In its current state (62.59% downloaded) the Geocities Torrent already provides us with tens of thousands of historic home pages. How to find the interesting, typical or exceptional ones in such a huge amount of data?
Our private web server generates index files listing everything, but they are almost impossible to navigate. Not only do they take very long to generate on each access (this pain can be softened a bit), but also the browser rendering them can choke on 50,000+ bullet items and links.
Picking out the classic neighborhoods is a good strategy for finding a starting point and related styles and content. Many neighborhoods were also held together via web rings, however most of them are now defunct as they relied on a centralized software that went offline many years ago. The problem is that the neighborhoods only represent a small part of Geocities, the program was stopped already in 1999, when Yahoo! bought the service.
Good old websurfing still works very good. If we find a nice home page of course we follow the links placed manually by the webmasters to explore our cultural Terabyte, sometimes even coming to places outside that are still alive. It is unlikely to reach a dead end there. It still leaves the question on where to start exploring.
We decided we would get a very good sample with random homepage picking. Starting on an arbitrary location gives obscure home pages a chance to be discovered and provides a nice overview on what could be representative. – The first finding is that de.geocities.com (the German branch) contains huge numbers of link spamming sites, apparently installed shortly before the end of the service.

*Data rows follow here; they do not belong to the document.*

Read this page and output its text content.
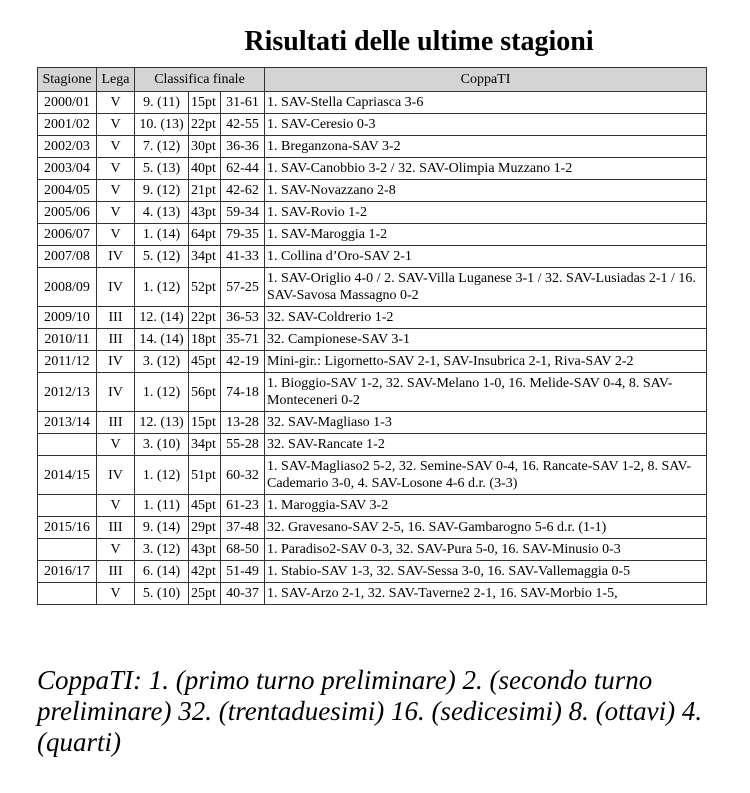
Risultati delle ultime stagioni
Stagione	Lega	Classifica finale			CoppaTI
2000/01	V	9. (11)	15pt	31-61	1. SAV-Stella Capriasca 3-6
2001/02	V	10. (13)	22pt	42-55	1. SAV-Ceresio 0-3
2002/03	V	7. (12)	30pt	36-36	1. Breganzona-SAV 3-2
2003/04	V	5. (13)	40pt	62-44	1. SAV-Canobbio 3-2 / 32. SAV-Olimpia Muzzano 1-2
2004/05	V	9. (12)	21pt	42-62	1. SAV-Novazzano 2-8
2005/06	V	4. (13)	43pt	59-34	1. SAV-Rovio 1-2
2006/07	V	1. (14)	64pt	79-35	1. SAV-Maroggia 1-2
2007/08	IV	5. (12)	34pt	41-33	1. Collina d’Oro-SAV 2-1
2008/09	IV	1. (12)	52pt	57-25	1. SAV-Origlio 4-0 / 2. SAV-Villa Luganese 3-1 / 32. SAV-Lusiadas 2-1 / 16. SAV-Savosa Massagno 0-2
2009/10	III	12. (14)	22pt	36-53	32. SAV-Coldrerio 1-2
2010/11	III	14. (14)	18pt	35-71	32. Campionese-SAV 3-1
2011/12	IV	3. (12)	45pt	42-19	Mini-gir.: Ligornetto-SAV 2-1, SAV-Insubrica 2-1, Riva-SAV 2-2
2012/13	IV	1. (12)	56pt	74-18	1. Bioggio-SAV 1-2, 32. SAV-Melano 1-0, 16. Melide-SAV 0-4, 8. SAV-Monteceneri 0-2
2013/14	III	12. (13)	15pt	13-28	32. SAV-Magliaso 1-3
	V	3. (10)	34pt	55-28	32. SAV-Rancate 1-2
2014/15	IV	1. (12)	51pt	60-32	1. SAV-Magliaso2 5-2, 32. Semine-SAV 0-4, 16. Rancate-SAV 1-2, 8. SAV-Cademario 3-0, 4. SAV-Losone 4-6 d.r. (3-3)
	V	1. (11)	45pt	61-23	1. Maroggia-SAV 3-2
2015/16	III	9. (14)	29pt	37-48	32. Gravesano-SAV 2-5, 16. SAV-Gambarogno 5-6 d.r. (1-1)
	V	3. (12)	43pt	68-50	1. Paradiso2-SAV 0-3, 32. SAV-Pura 5-0, 16. SAV-Minusio 0-3
2016/17	III	6. (14)	42pt	51-49	1. Stabio-SAV 1-3, 32. SAV-Sessa 3-0, 16. SAV-Vallemaggia 0-5
	V	5. (10)	25pt	40-37	1. SAV-Arzo 2-1, 32. SAV-Taverne2 2-1, 16. SAV-Morbio 1-5,
CoppaTI: 1. (primo turno preliminare) 2. (secondo turno preliminare) 32. (trentaduesimi) 16. (sedicesimi) 8. (ottavi) 4. (quarti)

To facilitate random surfing, cd into the “geocities” directory of the decrunched torrent and run:
$ find . -iregex ".*geocities.*/.*/index.html?" > indexes.txt
This will take some time and save a list of all index files. You will have to re-run this command each time new data from the torrent is decrunched. Go back to the root of your web server and create this perl script:
#!/usr/bin/perl use strict; my @indexes; open LIST, 'geocities/indexes.txt'; while (<LIST>) { chomp; push @indexes, $_; } close LIST; my $file = $indexes[int(rand($#indexes+1))]; my $URL = 'http://localhost/geocities' . substr($file,1); print qq(Location: $URL Status: 302 Bounce Content-Type: text/html Bounced to $URL );
Access the script from your browser to be forwarded to a random Geocities site. I use this script as my browser’s start page – great fun!